Assuming that there is some sort of automatic recirculating mechanism, I wonder if the fact that in short-term (and long-term) memory experiments there is a clear effect favoring recall of the first item of a list is simply an artifact that results because generally the first item of a list is preceded by silence or by some irrelevant stimulus.  I wonder if short-term memory is some kind of more or less fixed time constant.  One might think of an initial stage of processing in which inputs are recirculated after some time.  This raises the question of whether observed limits on the number of memory chunks that can be stored in short-term memory is a result of the amount of time it takes for each chunk to be entered.  No, it’s probably much more complicated than that.  There is already an interaction between sensory inputs and pre-existing patterns from the get go.  That’s why zillions of short-term memory experiments use nonsense syllables.

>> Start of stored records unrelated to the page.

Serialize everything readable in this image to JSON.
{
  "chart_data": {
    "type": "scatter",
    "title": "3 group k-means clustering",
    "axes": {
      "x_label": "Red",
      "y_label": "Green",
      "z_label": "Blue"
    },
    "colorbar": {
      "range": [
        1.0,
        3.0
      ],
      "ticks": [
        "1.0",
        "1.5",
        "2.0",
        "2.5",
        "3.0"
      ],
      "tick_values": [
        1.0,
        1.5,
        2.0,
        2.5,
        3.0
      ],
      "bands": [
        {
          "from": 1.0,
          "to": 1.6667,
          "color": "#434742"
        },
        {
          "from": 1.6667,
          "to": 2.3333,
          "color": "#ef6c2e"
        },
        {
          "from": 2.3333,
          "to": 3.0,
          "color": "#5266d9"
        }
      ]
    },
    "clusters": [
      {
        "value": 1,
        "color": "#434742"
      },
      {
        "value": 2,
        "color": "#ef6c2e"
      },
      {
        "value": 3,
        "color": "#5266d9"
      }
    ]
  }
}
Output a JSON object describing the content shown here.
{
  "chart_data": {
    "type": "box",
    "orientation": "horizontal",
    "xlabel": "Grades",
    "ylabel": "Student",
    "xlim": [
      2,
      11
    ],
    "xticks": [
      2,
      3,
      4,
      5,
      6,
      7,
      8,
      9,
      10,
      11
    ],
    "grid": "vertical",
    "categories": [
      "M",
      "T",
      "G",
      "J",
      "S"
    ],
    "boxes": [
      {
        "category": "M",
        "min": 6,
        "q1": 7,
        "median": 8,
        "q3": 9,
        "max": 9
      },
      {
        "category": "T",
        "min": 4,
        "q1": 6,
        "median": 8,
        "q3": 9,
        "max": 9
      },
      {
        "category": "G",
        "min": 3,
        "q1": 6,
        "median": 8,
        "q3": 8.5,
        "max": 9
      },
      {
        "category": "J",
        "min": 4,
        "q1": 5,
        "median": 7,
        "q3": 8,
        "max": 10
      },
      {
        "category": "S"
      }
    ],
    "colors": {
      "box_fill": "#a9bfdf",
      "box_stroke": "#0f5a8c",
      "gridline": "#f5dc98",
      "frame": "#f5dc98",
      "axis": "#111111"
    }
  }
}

Rather than thinking of attention as adding processing power to particular sensory inputs it may make more sense to think of attention as a way of suppressing, or at least reducing, the strength of competing sensory inputs.  That of course makes more sense than thinking that the brain has excess processing capacity just lying around waiting to be called into action for the purpose of attention.

How long is “now”?  I don’t think the question really has an answer.  I think the hetero phenomenological experience of “now” depends on the contents of the recirculating short-term memory buffer.  When I talk about the recirculating short-term memory buffer I mean that at a certain point in the processing of incoming sensory inputs, the processed inputs are fed back to an earlier point in the processing and somehow combined with the current incoming sensory inputs.  At the same time, the processed inputs continue to be further processed.

As I think more about “now” I realized that there are a number of different now’s depending on the sensory modality.  Well even that’s not right.  We know from various tachistoscopic experiments that there is a short-term visual buffer with a very short time constant, which suggests that there is a very short visual “now”.  I can’t think of any good evolutionary reason why each modality’s “now” should have the same time constant.

I see that I’ve written “the” recirculating short-term memory buffer.  I certainly don’t know that there’s only one, and I don’t know that any of my conclusions depend on there being only one.  Indeed I think that patterns recirculate with differing time constants depending in some way on the nature (whatever that means) of each pattern.